Victoria Muhammad, 60, who lives at 700 S. Central Ave., complained about unaddressed flooding problems similar to Mason’s. 
 
“When I wash, it bubbles up and has my house smelling like sewer,” she said. “It’s going on two years and nothing’s been done. They say they’re going to come in and tear the walls down but that hasn’t been done. The people next door knocked on my door the other day saying they have the same problems.”
Muhammad said she lives with her son, who has sickle cell anemia. 
 
“He had a stroke and he ain’t got but one hand,” she said. “I want that carpet up. It’s got dust mites in there and it ain’t been changed since the building been there.

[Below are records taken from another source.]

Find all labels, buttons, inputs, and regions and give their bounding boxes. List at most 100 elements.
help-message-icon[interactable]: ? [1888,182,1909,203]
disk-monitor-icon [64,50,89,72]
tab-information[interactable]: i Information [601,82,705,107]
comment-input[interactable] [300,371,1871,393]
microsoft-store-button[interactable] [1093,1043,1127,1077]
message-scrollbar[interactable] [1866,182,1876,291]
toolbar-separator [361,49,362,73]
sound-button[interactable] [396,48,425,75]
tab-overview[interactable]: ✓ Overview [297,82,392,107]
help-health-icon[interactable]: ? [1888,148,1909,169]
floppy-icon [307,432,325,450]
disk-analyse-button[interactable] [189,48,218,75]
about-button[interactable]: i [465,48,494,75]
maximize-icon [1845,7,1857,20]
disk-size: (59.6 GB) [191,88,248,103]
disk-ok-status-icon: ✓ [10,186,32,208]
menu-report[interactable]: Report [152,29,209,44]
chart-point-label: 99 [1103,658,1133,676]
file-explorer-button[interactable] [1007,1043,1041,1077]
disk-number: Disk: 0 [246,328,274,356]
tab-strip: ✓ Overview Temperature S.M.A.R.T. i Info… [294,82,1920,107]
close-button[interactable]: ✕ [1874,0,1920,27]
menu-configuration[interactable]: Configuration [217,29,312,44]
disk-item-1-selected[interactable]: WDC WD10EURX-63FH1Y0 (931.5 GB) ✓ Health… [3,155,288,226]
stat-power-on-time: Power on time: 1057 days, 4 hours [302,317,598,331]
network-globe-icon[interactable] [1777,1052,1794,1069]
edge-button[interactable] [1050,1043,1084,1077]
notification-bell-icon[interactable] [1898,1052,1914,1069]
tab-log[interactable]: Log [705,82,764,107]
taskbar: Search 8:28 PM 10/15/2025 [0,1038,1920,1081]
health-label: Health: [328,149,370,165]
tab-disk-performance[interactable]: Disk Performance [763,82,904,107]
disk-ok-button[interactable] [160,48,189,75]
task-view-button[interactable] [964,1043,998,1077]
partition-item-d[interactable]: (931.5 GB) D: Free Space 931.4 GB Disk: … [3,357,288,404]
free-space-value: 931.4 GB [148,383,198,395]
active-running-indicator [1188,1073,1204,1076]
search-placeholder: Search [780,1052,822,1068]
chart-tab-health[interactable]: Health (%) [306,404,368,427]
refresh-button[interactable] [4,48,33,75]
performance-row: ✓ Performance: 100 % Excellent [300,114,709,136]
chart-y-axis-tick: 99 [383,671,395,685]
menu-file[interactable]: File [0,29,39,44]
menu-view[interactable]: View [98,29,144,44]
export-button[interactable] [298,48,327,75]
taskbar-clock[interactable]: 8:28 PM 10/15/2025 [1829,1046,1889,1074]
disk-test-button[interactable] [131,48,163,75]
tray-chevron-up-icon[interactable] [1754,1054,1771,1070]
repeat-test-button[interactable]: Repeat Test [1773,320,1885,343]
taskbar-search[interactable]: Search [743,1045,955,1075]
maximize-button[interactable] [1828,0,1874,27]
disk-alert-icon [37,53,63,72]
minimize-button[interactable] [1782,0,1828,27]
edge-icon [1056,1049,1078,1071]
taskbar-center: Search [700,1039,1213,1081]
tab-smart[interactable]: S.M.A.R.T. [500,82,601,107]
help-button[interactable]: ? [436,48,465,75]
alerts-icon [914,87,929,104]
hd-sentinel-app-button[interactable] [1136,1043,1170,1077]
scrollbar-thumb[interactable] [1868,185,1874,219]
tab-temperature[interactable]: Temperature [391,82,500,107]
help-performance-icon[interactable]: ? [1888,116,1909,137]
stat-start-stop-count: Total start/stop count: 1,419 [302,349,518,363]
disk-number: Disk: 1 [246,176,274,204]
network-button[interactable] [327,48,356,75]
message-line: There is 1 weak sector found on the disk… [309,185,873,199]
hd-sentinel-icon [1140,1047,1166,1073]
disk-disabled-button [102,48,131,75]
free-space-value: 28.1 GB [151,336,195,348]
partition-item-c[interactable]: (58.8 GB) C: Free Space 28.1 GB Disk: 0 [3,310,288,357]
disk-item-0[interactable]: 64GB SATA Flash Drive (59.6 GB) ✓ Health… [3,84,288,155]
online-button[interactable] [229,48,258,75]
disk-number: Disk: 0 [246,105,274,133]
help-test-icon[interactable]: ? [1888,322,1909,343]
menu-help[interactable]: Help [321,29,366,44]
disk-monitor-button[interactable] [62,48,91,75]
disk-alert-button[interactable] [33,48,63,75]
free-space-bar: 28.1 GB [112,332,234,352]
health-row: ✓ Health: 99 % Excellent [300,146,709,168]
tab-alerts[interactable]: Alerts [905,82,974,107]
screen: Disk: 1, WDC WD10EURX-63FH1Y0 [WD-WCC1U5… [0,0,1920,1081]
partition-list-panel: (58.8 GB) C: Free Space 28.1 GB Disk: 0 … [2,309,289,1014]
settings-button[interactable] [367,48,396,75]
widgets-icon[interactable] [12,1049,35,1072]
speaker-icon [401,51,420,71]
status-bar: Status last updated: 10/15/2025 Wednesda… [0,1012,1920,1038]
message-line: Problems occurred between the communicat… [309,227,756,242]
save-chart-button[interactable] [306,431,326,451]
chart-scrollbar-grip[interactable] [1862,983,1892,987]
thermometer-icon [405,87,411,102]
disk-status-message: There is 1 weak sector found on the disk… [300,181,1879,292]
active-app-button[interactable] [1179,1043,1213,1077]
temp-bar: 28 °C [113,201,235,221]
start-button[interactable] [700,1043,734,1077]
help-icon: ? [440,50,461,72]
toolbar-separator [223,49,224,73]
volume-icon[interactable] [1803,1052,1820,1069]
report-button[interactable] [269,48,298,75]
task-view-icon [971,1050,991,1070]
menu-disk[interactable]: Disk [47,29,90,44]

I got mold by my front and back doors.” 
 
Theresa Stowers, 65, said she’s lived in her apartment unit in Liberty Square for 12 years.  
 
“My house ain’t been painted in 12 years and I’ve been on the list for four years,” Stowers said. “They’ve sent people out for mold in my house. There’s mold between the sink and the tub, on the ceiling in my bedroom, in my dining room — there’s mold everywhere. I’ve had five heart attacks and nine strokes since I’ve been there.” 
 
During separate interviews conducted with other residents of Liberty Square in early August, the health-related complaints relating to mold mounted.
 
Deborah Snyder, a resident of a unit at 3656 W. Lexington St., said she lives in the building with her young daughter. The mold has affected them both, she said.
 
“We got fungus coming down our skin,” she said. “My baby’s skin’s been peeling. I lost like 20 pounds. I lost a lot of weight in one month.” 
 
Ruby Hodges, who is currently living with Snyder, said she’s seen black mold and fungus in the unit. She also said that every time she’s put something on the floor in the apartment, mold gets on it. 
 
“The people sent down here do nothing in our apartment,” Snyder said. “[The maintenance person] didn’t look under the sink; he didn’t look under anything. 
 
Another Liberty Square resident, who requested anonymity, said her apartment has also been affected by flooding and mold. She said maintenance has only marginally addressed the mold problem without getting to the source. 
 
When Bonner was confronted with mold-related complaints from residents at the June meeting, he said emergencies like floods are supposed to be addressed immediately. 
 
“Any time, day or night, they’re supposed to address that issue when there’s [water] backup,” he said. 
 
“They don’t,” said Stowers, before Mason asked Bonner if mopping up water is a sufficient response.
 
“No, they’re supposed to address the issue itself,” Bonner said. “They’re supposed to do anything it takes to correct that issue.” 
 
Before and after the meeting, however, Bonheur officials refused to comment on the residents’ concerns and declined repeated requests for an interview. 
 
The Chicago Department of Buildings records show that 705. S Independence Blvd. building failed its last inspection, which took place on Jan. 24. Unlike the others, the violation specifically mentions mold, with the report noting that, while the building management allowed the inspector to enter a “first floor unit,” Bonheur officials didn’t allow the inspector to enter any other units “to verify complaint of mold.” 
 
The inspector also cited the owner for failing to register with the building department between 2013 and 2017, failure to replace a defective screen on a front stairway and failure to address peeling paint in a kitchen. 
 
Meanwhile, 711 and 723 S. Independence Blvd. passed their most recent inspections, both of which took place on Jan. 7, 2011. 
 
A resident of one apartment owned by Bonheur said she’s experienced pain in her bones and spasms during the night. She also showed large black spots on her skin, similar to the spots that showed up on other tenants. The resident, who requested anonymity, said management has offered to move her into 705 S. Independence Blvd., unit 2A, which is Mason’s old apartment.